Las anécdotas de una abuela triste

Carta I

La juventud llenó mi cama de placer, pero el tiempo fue pasado hasta que las arrugas de las sábanas blancas se fueron aplacando volviéndose amarillas, y tu rostro el de una vieja y tu mente la de una niña. Jugábamos a amarnos cada vez que el sol se posaba en la orilla de otro continente.

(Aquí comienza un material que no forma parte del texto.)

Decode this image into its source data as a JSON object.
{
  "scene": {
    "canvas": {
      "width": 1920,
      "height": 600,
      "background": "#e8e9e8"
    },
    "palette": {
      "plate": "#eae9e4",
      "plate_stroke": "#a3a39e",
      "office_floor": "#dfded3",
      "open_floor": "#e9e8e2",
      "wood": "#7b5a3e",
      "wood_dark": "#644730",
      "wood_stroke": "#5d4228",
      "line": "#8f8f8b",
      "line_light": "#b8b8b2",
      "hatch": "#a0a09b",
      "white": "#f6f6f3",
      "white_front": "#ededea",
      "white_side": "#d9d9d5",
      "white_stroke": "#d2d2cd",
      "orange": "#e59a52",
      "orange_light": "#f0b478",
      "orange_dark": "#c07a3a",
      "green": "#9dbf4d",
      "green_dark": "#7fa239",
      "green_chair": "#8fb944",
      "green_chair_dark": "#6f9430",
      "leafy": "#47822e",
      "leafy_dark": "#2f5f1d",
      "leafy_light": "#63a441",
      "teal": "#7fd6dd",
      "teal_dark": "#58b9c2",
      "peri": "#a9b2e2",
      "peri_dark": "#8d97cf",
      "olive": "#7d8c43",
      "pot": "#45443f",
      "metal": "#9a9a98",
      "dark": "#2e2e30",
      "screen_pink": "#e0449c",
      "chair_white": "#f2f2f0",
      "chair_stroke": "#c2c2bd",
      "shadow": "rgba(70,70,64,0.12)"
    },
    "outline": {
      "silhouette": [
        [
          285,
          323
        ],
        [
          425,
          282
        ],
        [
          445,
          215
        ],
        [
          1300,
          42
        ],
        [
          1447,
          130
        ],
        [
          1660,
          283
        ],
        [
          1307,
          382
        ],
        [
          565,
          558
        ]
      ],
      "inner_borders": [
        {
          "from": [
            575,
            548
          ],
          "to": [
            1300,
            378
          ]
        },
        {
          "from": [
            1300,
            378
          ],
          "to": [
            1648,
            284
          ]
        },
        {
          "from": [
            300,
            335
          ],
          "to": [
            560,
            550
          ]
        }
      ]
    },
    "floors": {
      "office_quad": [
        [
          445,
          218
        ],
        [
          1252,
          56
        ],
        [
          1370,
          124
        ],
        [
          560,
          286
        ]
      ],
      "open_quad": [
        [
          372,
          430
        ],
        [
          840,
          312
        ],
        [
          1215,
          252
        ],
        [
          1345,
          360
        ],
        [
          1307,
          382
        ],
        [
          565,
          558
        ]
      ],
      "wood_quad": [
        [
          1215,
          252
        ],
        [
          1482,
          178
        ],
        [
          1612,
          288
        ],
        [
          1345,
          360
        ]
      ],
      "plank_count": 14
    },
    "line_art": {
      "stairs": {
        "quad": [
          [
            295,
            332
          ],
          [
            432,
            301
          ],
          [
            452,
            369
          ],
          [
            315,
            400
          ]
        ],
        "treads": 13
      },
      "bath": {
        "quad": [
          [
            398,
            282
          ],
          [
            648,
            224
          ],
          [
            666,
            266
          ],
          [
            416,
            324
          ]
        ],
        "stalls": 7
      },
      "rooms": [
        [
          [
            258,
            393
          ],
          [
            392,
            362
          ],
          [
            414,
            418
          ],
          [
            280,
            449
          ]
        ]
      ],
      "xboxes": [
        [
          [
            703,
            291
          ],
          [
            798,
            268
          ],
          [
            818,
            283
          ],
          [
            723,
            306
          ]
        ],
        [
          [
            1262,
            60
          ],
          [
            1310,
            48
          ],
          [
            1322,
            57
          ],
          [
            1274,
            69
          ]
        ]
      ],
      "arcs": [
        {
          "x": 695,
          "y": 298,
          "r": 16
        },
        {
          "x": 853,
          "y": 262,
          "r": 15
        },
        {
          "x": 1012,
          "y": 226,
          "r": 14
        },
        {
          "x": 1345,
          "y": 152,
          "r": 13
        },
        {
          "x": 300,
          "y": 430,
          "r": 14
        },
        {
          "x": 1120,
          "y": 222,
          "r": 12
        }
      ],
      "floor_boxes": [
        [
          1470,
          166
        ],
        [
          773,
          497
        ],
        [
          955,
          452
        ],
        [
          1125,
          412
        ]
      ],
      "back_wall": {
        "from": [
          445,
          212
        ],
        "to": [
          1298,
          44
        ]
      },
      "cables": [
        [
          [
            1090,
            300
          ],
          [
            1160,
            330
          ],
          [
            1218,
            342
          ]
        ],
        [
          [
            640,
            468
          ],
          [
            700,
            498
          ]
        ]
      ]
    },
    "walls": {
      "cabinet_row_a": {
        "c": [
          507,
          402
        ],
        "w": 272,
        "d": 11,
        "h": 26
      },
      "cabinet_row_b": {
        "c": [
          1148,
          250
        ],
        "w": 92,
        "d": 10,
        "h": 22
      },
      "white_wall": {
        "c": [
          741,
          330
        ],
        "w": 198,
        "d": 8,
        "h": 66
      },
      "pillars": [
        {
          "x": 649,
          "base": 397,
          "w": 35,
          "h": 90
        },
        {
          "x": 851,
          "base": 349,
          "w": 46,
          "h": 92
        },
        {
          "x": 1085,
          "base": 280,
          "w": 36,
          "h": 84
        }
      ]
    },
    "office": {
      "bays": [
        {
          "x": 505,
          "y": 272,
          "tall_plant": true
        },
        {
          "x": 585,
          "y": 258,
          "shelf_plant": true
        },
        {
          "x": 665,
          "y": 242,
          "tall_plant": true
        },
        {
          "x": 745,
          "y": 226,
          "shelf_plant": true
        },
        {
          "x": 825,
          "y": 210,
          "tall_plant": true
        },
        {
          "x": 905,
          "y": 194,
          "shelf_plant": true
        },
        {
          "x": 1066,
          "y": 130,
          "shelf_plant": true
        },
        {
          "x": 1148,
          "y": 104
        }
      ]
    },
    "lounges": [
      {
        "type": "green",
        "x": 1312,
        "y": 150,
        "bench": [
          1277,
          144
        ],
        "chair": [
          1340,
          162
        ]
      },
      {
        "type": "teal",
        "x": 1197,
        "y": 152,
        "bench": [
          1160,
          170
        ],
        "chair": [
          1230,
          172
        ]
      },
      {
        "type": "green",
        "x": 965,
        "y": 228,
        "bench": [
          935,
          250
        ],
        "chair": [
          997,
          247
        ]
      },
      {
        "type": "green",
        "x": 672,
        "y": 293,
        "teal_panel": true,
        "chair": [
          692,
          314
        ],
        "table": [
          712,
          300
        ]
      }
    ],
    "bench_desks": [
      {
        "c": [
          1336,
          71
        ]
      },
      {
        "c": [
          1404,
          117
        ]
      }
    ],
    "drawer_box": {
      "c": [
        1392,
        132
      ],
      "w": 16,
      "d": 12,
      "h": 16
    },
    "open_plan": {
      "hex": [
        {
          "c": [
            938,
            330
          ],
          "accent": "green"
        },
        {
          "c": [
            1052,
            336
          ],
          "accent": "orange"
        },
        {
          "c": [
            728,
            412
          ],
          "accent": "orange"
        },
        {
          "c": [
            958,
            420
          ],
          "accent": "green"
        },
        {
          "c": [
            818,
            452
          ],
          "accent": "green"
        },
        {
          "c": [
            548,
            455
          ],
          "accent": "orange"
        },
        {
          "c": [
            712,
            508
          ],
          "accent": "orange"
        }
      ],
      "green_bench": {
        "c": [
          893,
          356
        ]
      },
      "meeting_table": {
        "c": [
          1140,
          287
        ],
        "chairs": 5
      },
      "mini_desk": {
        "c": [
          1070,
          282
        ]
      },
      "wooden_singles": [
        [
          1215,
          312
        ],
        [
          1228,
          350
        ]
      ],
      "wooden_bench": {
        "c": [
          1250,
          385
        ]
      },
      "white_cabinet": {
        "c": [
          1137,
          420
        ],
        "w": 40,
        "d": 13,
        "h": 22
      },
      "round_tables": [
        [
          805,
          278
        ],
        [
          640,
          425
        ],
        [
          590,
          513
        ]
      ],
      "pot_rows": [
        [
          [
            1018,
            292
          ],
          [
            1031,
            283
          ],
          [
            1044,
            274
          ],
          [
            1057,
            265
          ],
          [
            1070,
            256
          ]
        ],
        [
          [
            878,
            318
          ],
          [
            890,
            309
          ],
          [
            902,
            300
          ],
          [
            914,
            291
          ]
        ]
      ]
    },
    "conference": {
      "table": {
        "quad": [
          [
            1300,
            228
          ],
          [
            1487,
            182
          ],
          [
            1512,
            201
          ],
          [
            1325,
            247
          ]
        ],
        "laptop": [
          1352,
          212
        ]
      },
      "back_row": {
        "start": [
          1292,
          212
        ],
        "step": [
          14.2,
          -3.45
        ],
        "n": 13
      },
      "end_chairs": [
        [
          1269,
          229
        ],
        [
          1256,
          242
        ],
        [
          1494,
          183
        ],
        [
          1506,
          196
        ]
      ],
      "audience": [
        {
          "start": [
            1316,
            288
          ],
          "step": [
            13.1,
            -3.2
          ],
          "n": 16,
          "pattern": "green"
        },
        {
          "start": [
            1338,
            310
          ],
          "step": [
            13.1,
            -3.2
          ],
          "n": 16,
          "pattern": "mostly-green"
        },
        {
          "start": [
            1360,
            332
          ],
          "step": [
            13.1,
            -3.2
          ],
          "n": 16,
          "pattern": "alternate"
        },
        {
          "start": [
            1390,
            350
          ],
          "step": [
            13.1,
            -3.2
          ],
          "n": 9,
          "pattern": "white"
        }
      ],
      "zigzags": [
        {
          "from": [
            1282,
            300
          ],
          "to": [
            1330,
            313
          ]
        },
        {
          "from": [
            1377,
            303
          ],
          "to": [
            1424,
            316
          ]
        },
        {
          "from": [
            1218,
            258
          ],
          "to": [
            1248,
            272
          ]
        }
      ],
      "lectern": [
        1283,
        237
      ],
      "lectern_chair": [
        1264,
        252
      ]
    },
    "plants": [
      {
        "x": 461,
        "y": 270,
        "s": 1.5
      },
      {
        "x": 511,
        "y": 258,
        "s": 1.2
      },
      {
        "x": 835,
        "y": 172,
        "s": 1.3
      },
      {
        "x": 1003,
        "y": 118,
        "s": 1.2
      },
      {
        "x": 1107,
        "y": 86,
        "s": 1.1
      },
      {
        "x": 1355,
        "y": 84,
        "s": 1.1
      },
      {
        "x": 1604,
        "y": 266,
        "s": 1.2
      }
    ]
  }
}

Tu veías las estrellas por la ventana, y yo, las descubría en tu mirada. Eras sirena del mar mediterráneo del bobo corazón que se fue avalando a ti. Ayer, hace sesenta años creía que la única manera de morir iba ser el día en que tu murieras, porque yo siempre iba morir por ti. ¡Pero venos hoy! Aquí estamos. Sigo emocionándome ante ti, la causa y efecto de amar tu mirar, nunca agotándome por los años que te amé a derrocha. No has muerto para que me esté hoy muriendo, y es ahí cuando comprendo que a nosotros los mortales no solo nos acaban los sentimientos de arrepentimientos y dolores, sino más bien una maniobra de tiempo y contratiempo que pasa cual cometa, y a este pintoresco poeta, ya ves, por vez primera la realidad le está tocando la puerta. Entonces todo pasa tan rápido mientras las óseas figuras van decayendo cuando las sepulturas tan ingratas se van abriendo para enterrar a los viejos cuerpos. Recuerda corazón que sigue latiendo, las muchas cartas que escribí en el tiempo que el amor me hacía grande. Recuerda cuando tu querías un ramo de rosas y no teniendo el dinero te regalé mi corazón y cincuenta y siete años de amor, conflicto y verso. Recuérdame y que tu melancolía no te toque las lágrimas, a menos que no sea de alegría por liberarte de este viejo loco del que tu mamá siempre decía que no te convenía. Léeme viejita de los ojos bellos y no te agotes encarcelándote en recuerdos.